Question en litige no 2 : Est-il défendable que la division générale a ignoré ou mal interprété une preuve pertinente?

[13] Peu importe la conclusion ci-dessus, je suis conscient des décisions de la Cour fédérale dans lesquelles la division d’appel a reçu comme directive de ne pas se limiter aux éléments écrits et d’apprécier la question de savoir si la division générale pourrait avoir mal interprété ou avoir omis de tenir compte adéquatement de l’un des éléments de preuveNote de bas de page 9. Si tel est le cas, la permission d’en appeler devrait normalement être accordée, et ce, peu importe les problèmes techniques qui pourraient avoir été constatés dans la demande de permission d’en appeler.

[14] Après avoir examiné le dossier documentaire, écouté l’enregistrement audio de l’audience devant la division générale, et examiné la décision faisant l’objet de l’appel, je suis convaincu que la division générale a ni ignoré ni mal interprété un élément de preuve pertinent.

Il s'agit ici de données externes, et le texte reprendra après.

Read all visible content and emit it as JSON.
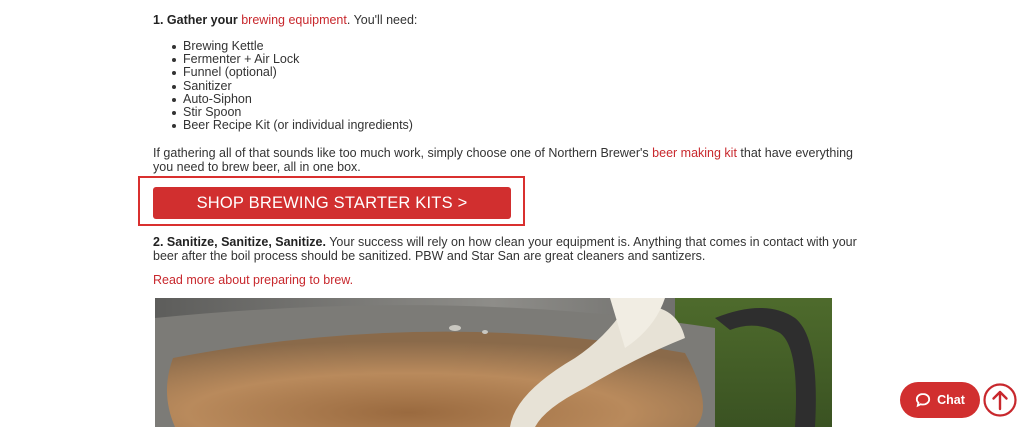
{
  "step1": {
    "number": "1. Gather your",
    "link": "brewing equipment",
    "suffix": ". You'll need:"
  },
  "equipment": [
    "Brewing Kettle",
    "Fermenter + Air Lock",
    "Funnel (optional)",
    "Sanitizer",
    "Auto-Siphon",
    "Stir Spoon",
    "Beer Recipe Kit (or individual ingredients)"
  ],
  "para1": {
    "before": "If gathering all of that sounds like too much work, simply choose one of Northern Brewer's",
    "link": "beer making kit",
    "after": "that have everything you need to brew beer, all in one box."
  },
  "cta": {
    "label": "SHOP BREWING STARTER KITS >"
  },
  "step2": {
    "heading": "2. Sanitize, Sanitize, Sanitize.",
    "text": "Your success will rely on how clean your equipment is. Anything that comes in contact with your beer after the boil process should be sanitized. PBW and Star San are great cleaners and santizers."
  },
  "read_more": "Read more about preparing to brew.",
  "chat": {
    "label": "Chat",
    "icon": "chat-bubble-icon"
  },
  "scroll_top": {
    "icon": "arrow-up-circle-icon"
  },
  "colors": {
    "accent": "#d12f2f",
    "link": "#c8282d",
    "text": "#333333"
  }
}
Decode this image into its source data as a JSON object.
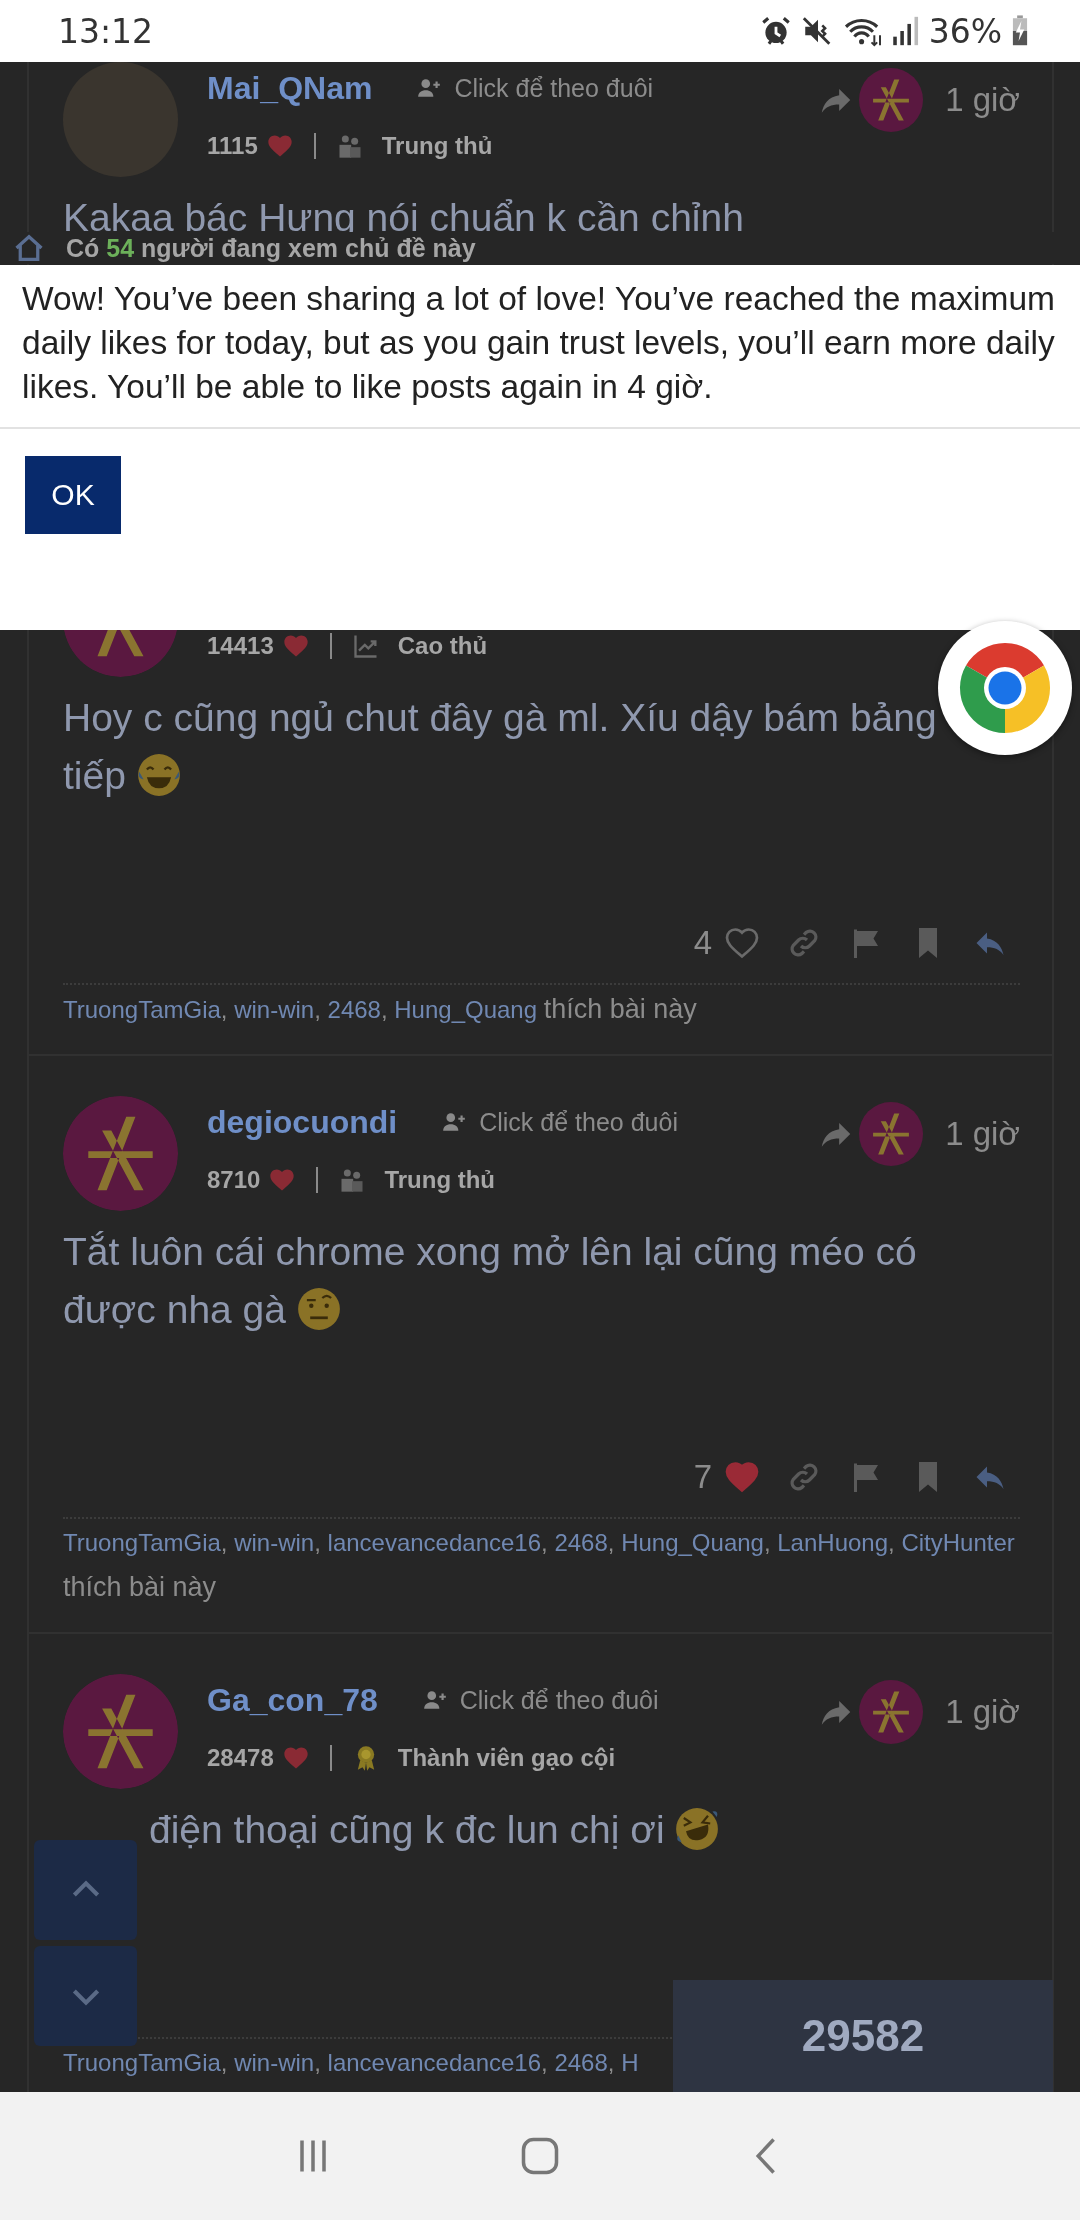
{
  "status_bar": {
    "time": "13:12",
    "battery": "36%"
  },
  "watching": {
    "prefix": "Có",
    "count": "54",
    "suffix": "người đang xem chủ đề này"
  },
  "likers_separator": ",",
  "posts": [
    {
      "avatar": {
        "kind": "photo"
      },
      "username": "Mai_QNam",
      "follow": "Click để theo đuôi",
      "time": "1 giờ",
      "likes_received": "1115",
      "rank": {
        "label": "Trung thủ",
        "kind": "group"
      },
      "text": "Kakaa bác Hưng nói chuẩn k cần chỉnh"
    },
    {
      "avatar": {
        "kind": "logo"
      },
      "likes_received": "14413",
      "rank": {
        "label": "Cao thủ",
        "kind": "chart"
      },
      "text": "Hoy c cũng ngủ chut đây gà ml. Xíu dậy bám bảng tiếp",
      "emoji": {
        "kind": "tears-of-joy"
      },
      "like_count": "4",
      "liked": false,
      "likers": [
        "TruongTamGia",
        "win-win",
        "2468",
        "Hung_Quang"
      ],
      "likers_suffix": "thích bài này"
    },
    {
      "avatar": {
        "kind": "logo"
      },
      "username": "degiocuondi",
      "follow": "Click để theo đuôi",
      "time": "1 giờ",
      "likes_received": "8710",
      "rank": {
        "label": "Trung thủ",
        "kind": "group"
      },
      "text": "Tắt luôn cái chrome xong mở lên lại cũng méo có được nha gà",
      "emoji": {
        "kind": "raised-eyebrow"
      },
      "like_count": "7",
      "liked": true,
      "likers": [
        "TruongTamGia",
        "win-win",
        "lancevancedance16",
        "2468",
        "Hung_Quang",
        "LanHuong",
        "CityHunter"
      ],
      "likers_suffix": "thích bài này"
    },
    {
      "avatar": {
        "kind": "logo"
      },
      "username": "Ga_con_78",
      "follow": "Click để theo đuôi",
      "time": "1 giờ",
      "likes_received": "28478",
      "rank": {
        "label": "Thành viên gạo cội",
        "kind": "award"
      },
      "text": "điện thoại cũng k đc lun chị ơi",
      "emoji": {
        "kind": "rolling-laughing"
      },
      "likers": [
        "TruongTamGia",
        "win-win",
        "lancevancedance16",
        "2468",
        "H"
      ]
    }
  ],
  "dialog": {
    "message": "Wow! You’ve been sharing a lot of love! You’ve reached the maximum daily likes for today, but as you gain trust levels, you’ll earn more daily likes. You’ll be able to like posts again in 4 giờ.",
    "button": "OK"
  },
  "counter": {
    "value": "29582"
  }
}
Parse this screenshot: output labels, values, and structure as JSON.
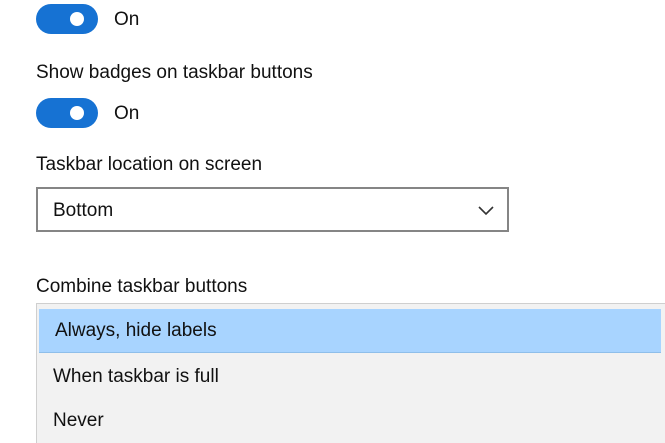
{
  "toggle_top": {
    "state_label": "On",
    "is_on": true
  },
  "show_badges": {
    "label": "Show badges on taskbar buttons",
    "state_label": "On",
    "is_on": true
  },
  "taskbar_location": {
    "label": "Taskbar location on screen",
    "selected": "Bottom"
  },
  "combine_buttons": {
    "label": "Combine taskbar buttons",
    "options": [
      {
        "label": "Always, hide labels",
        "selected": true
      },
      {
        "label": "When taskbar is full",
        "selected": false
      },
      {
        "label": "Never",
        "selected": false
      }
    ]
  },
  "colors": {
    "accent": "#1672d3",
    "highlight": "#a8d4ff",
    "dropdown_bg": "#f2f2f2"
  }
}
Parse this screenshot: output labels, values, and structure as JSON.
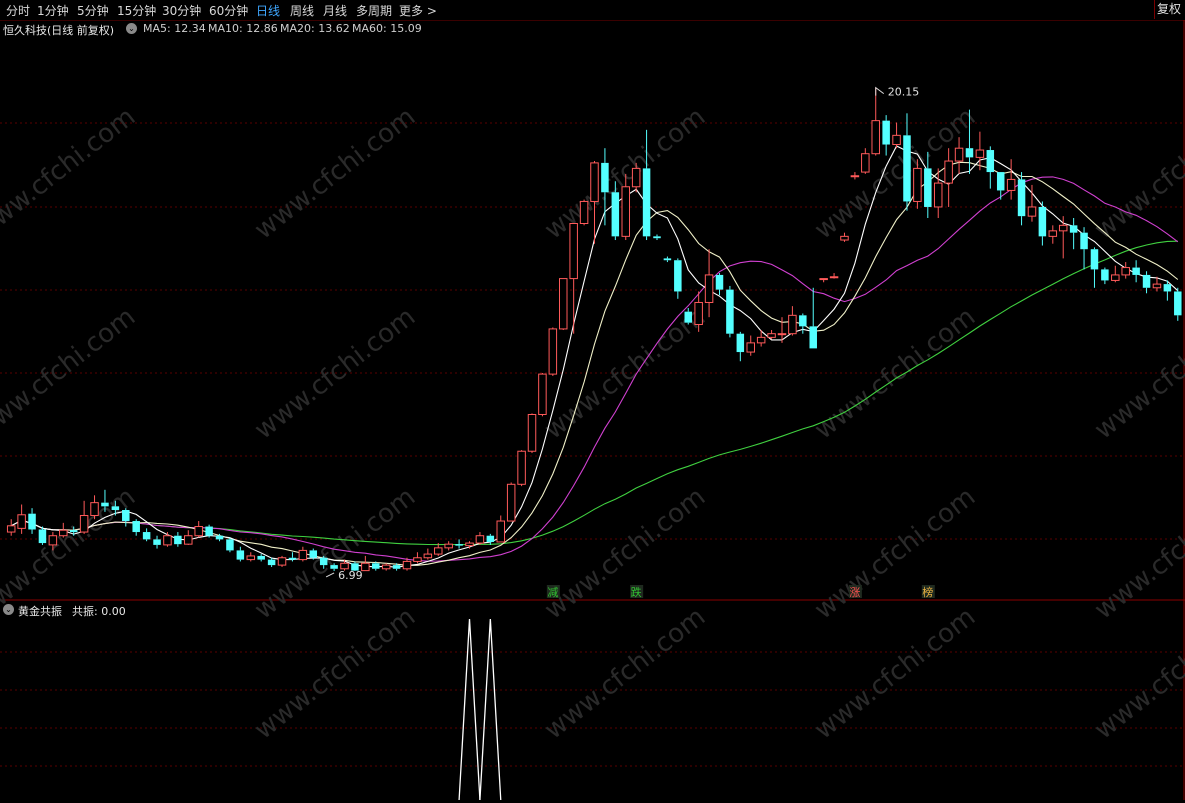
{
  "tabs": [
    {
      "label": "分时",
      "active": false
    },
    {
      "label": "1分钟",
      "active": false
    },
    {
      "label": "5分钟",
      "active": false
    },
    {
      "label": "15分钟",
      "active": false
    },
    {
      "label": "30分钟",
      "active": false
    },
    {
      "label": "60分钟",
      "active": false
    },
    {
      "label": "日线",
      "active": true
    },
    {
      "label": "周线",
      "active": false
    },
    {
      "label": "月线",
      "active": false
    },
    {
      "label": "多周期",
      "active": false
    },
    {
      "label": "更多 >",
      "active": false
    }
  ],
  "fuquan_button": "复权",
  "stock_title": "恒久科技(日线 前复权)",
  "ma_labels": [
    {
      "text": "MA5: 12.34",
      "color": "#e8e8e8"
    },
    {
      "text": "MA10: 12.86",
      "color": "#e8e8e8"
    },
    {
      "text": "MA20: 13.62",
      "color": "#d040d0"
    },
    {
      "text": "MA60: 15.09",
      "color": "#40d040"
    }
  ],
  "sub_indicator": {
    "name": "黄金共振",
    "value_text": "共振: 0.00"
  },
  "watermark": "www.cfchi.com",
  "colors": {
    "up": "#ff5a5a",
    "down": "#54ffff",
    "ma5": "#ffffff",
    "ma10": "#f0f0c8",
    "ma20": "#d040d0",
    "ma60": "#40d040",
    "grid": "#5a0000",
    "border": "#8a0000"
  },
  "chart_data": {
    "type": "candlestick",
    "price_range": [
      6.2,
      21.5
    ],
    "high_label": "20.15",
    "low_label": "6.99",
    "markers": [
      {
        "index": 52,
        "text": "减",
        "color": "#30c030"
      },
      {
        "index": 60,
        "text": "跌",
        "color": "#30c030"
      },
      {
        "index": 81,
        "text": "涨",
        "color": "#ff5050"
      },
      {
        "index": 88,
        "text": "榜",
        "color": "#e8b040"
      }
    ],
    "candles": [
      [
        8.05,
        8.22,
        8.4,
        7.95
      ],
      [
        8.15,
        8.52,
        8.8,
        8.0
      ],
      [
        8.55,
        8.12,
        8.7,
        8.0
      ],
      [
        8.12,
        7.75,
        8.2,
        7.7
      ],
      [
        7.7,
        7.95,
        8.05,
        7.55
      ],
      [
        7.95,
        8.1,
        8.3,
        7.9
      ],
      [
        8.1,
        8.05,
        8.2,
        7.95
      ],
      [
        8.05,
        8.5,
        8.9,
        8.0
      ],
      [
        8.5,
        8.85,
        9.05,
        8.4
      ],
      [
        8.85,
        8.75,
        9.2,
        8.6
      ],
      [
        8.75,
        8.65,
        8.9,
        8.5
      ],
      [
        8.65,
        8.35,
        8.7,
        8.2
      ],
      [
        8.35,
        8.05,
        8.4,
        7.95
      ],
      [
        8.05,
        7.85,
        8.15,
        7.8
      ],
      [
        7.85,
        7.7,
        7.95,
        7.6
      ],
      [
        7.7,
        7.95,
        8.05,
        7.65
      ],
      [
        7.95,
        7.72,
        8.05,
        7.65
      ],
      [
        7.72,
        7.95,
        8.1,
        7.7
      ],
      [
        7.95,
        8.2,
        8.35,
        7.9
      ],
      [
        8.2,
        7.95,
        8.25,
        7.9
      ],
      [
        7.95,
        7.85,
        8.0,
        7.8
      ],
      [
        7.85,
        7.55,
        7.9,
        7.5
      ],
      [
        7.55,
        7.3,
        7.65,
        7.25
      ],
      [
        7.3,
        7.4,
        7.5,
        7.25
      ],
      [
        7.4,
        7.3,
        7.45,
        7.25
      ],
      [
        7.3,
        7.15,
        7.35,
        7.1
      ],
      [
        7.15,
        7.35,
        7.4,
        7.1
      ],
      [
        7.35,
        7.3,
        7.5,
        7.25
      ],
      [
        7.3,
        7.55,
        7.65,
        7.25
      ],
      [
        7.55,
        7.35,
        7.6,
        7.3
      ],
      [
        7.35,
        7.15,
        7.4,
        7.05
      ],
      [
        7.15,
        7.05,
        7.2,
        6.99
      ],
      [
        7.05,
        7.2,
        7.3,
        7.0
      ],
      [
        7.2,
        7.0,
        7.25,
        6.99
      ],
      [
        7.0,
        7.2,
        7.4,
        6.99
      ],
      [
        7.2,
        7.05,
        7.25,
        7.0
      ],
      [
        7.05,
        7.15,
        7.2,
        7.0
      ],
      [
        7.15,
        7.05,
        7.2,
        7.0
      ],
      [
        7.05,
        7.25,
        7.35,
        7.0
      ],
      [
        7.25,
        7.35,
        7.5,
        7.2
      ],
      [
        7.35,
        7.45,
        7.6,
        7.3
      ],
      [
        7.45,
        7.62,
        7.75,
        7.4
      ],
      [
        7.62,
        7.72,
        7.8,
        7.55
      ],
      [
        7.72,
        7.68,
        7.85,
        7.6
      ],
      [
        7.68,
        7.75,
        7.8,
        7.6
      ],
      [
        7.75,
        7.95,
        8.05,
        7.7
      ],
      [
        7.95,
        7.78,
        8.0,
        7.7
      ],
      [
        7.78,
        8.35,
        8.5,
        7.78
      ],
      [
        8.35,
        9.35,
        9.4,
        8.35
      ],
      [
        9.35,
        10.25,
        10.28,
        9.3
      ],
      [
        10.25,
        11.25,
        11.28,
        10.2
      ],
      [
        11.25,
        12.35,
        12.38,
        11.2
      ],
      [
        12.35,
        13.58,
        13.62,
        12.3
      ],
      [
        13.58,
        14.95,
        14.95,
        13.55
      ],
      [
        14.95,
        16.45,
        16.45,
        13.45
      ],
      [
        16.45,
        17.05,
        17.1,
        16.4
      ],
      [
        17.05,
        18.1,
        18.15,
        15.9
      ],
      [
        18.1,
        17.3,
        18.5,
        16.4
      ],
      [
        17.3,
        16.1,
        17.6,
        16.0
      ],
      [
        16.1,
        17.45,
        17.8,
        16.0
      ],
      [
        17.45,
        17.95,
        18.1,
        17.3
      ],
      [
        17.95,
        16.1,
        19.0,
        16.0
      ],
      [
        16.1,
        16.05,
        16.15,
        16.0
      ],
      [
        15.5,
        15.45,
        15.55,
        15.4
      ],
      [
        15.45,
        14.6,
        15.5,
        14.4
      ],
      [
        14.05,
        13.75,
        14.15,
        13.7
      ],
      [
        13.7,
        14.3,
        14.6,
        13.5
      ],
      [
        14.3,
        15.05,
        15.75,
        13.9
      ],
      [
        15.05,
        14.65,
        15.1,
        14.5
      ],
      [
        14.65,
        13.45,
        14.75,
        13.35
      ],
      [
        13.45,
        12.95,
        13.5,
        12.7
      ],
      [
        12.95,
        13.2,
        13.4,
        12.85
      ],
      [
        13.2,
        13.35,
        13.55,
        13.1
      ],
      [
        13.35,
        13.45,
        13.55,
        13.3
      ],
      [
        13.45,
        13.45,
        13.9,
        13.2
      ],
      [
        13.45,
        13.95,
        14.2,
        13.4
      ],
      [
        13.95,
        13.65,
        14.0,
        13.45
      ],
      [
        13.65,
        13.05,
        14.7,
        13.05
      ],
      [
        14.95,
        14.95,
        14.95,
        14.85
      ],
      [
        15.0,
        15.0,
        15.1,
        14.95
      ],
      [
        16.0,
        16.1,
        16.2,
        15.95
      ],
      [
        17.75,
        17.75,
        17.85,
        17.65
      ],
      [
        17.85,
        18.35,
        18.5,
        17.8
      ],
      [
        18.35,
        19.25,
        20.15,
        18.3
      ],
      [
        19.25,
        18.6,
        19.4,
        18.3
      ],
      [
        18.6,
        18.85,
        19.2,
        18.5
      ],
      [
        18.85,
        17.05,
        19.45,
        16.8
      ],
      [
        17.05,
        17.95,
        18.2,
        16.85
      ],
      [
        17.95,
        16.9,
        18.4,
        16.6
      ],
      [
        16.9,
        17.55,
        17.95,
        16.6
      ],
      [
        17.55,
        18.15,
        18.5,
        16.9
      ],
      [
        18.15,
        18.5,
        18.8,
        17.8
      ],
      [
        18.5,
        18.25,
        19.55,
        17.8
      ],
      [
        18.25,
        18.45,
        18.95,
        17.9
      ],
      [
        18.45,
        17.85,
        18.55,
        17.4
      ],
      [
        17.85,
        17.35,
        17.85,
        17.1
      ],
      [
        17.35,
        17.65,
        18.2,
        17.1
      ],
      [
        17.65,
        16.65,
        17.85,
        16.4
      ],
      [
        16.65,
        16.9,
        17.5,
        16.5
      ],
      [
        16.9,
        16.1,
        17.05,
        15.85
      ],
      [
        16.1,
        16.25,
        16.4,
        15.9
      ],
      [
        16.25,
        16.4,
        16.65,
        15.5
      ],
      [
        16.4,
        16.2,
        16.6,
        15.75
      ],
      [
        16.2,
        15.75,
        16.35,
        15.2
      ],
      [
        15.75,
        15.2,
        15.8,
        14.7
      ],
      [
        15.2,
        14.9,
        15.25,
        14.8
      ],
      [
        14.9,
        15.05,
        15.3,
        14.85
      ],
      [
        15.05,
        15.25,
        15.4,
        14.95
      ],
      [
        15.25,
        15.05,
        15.45,
        14.85
      ],
      [
        15.05,
        14.7,
        15.15,
        14.55
      ],
      [
        14.7,
        14.8,
        15.0,
        14.6
      ],
      [
        14.8,
        14.6,
        14.9,
        14.35
      ],
      [
        14.6,
        13.95,
        14.7,
        13.8
      ]
    ],
    "resonance": {
      "range": [
        0,
        1
      ],
      "peaks": [
        {
          "start_index": 43,
          "peak_index": 44,
          "end_index": 45,
          "value": 1.0
        },
        {
          "start_index": 45,
          "peak_index": 46,
          "end_index": 47,
          "value": 1.0
        }
      ]
    }
  }
}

[15] Au contraire, la division générale a écouté la cause entière du prestataire et elle a apprécié attentivement ses éléments de preuve et ses arguments. En effet, lorsque j’ai écouté l’enregistrement audio de l’audience de la division générale, j’ai notamment relevé la patience et le professionnalisme dont a fait preuve la membre de la division générale tout au long de l’audience. En effet, durant l’audience de la division générale, le prestataire a décrit le membre du Tribunal comme étant une personne d’une grande intégrité et avec qui il est facile de parler.

Conclusion

[16] Je compatis énormément avec la situation très difficile dans laquelle se trouve le prestataire et je comprends la déception qu’il a dû ressentir après avoir lu la décision de la division générale. Toutefois, après avoir conclu que l’appel du prestataire n’a aucune chance raisonnable de succès, je n’ai d’autre choix que de rejeter sa demande de permission d’en appeler.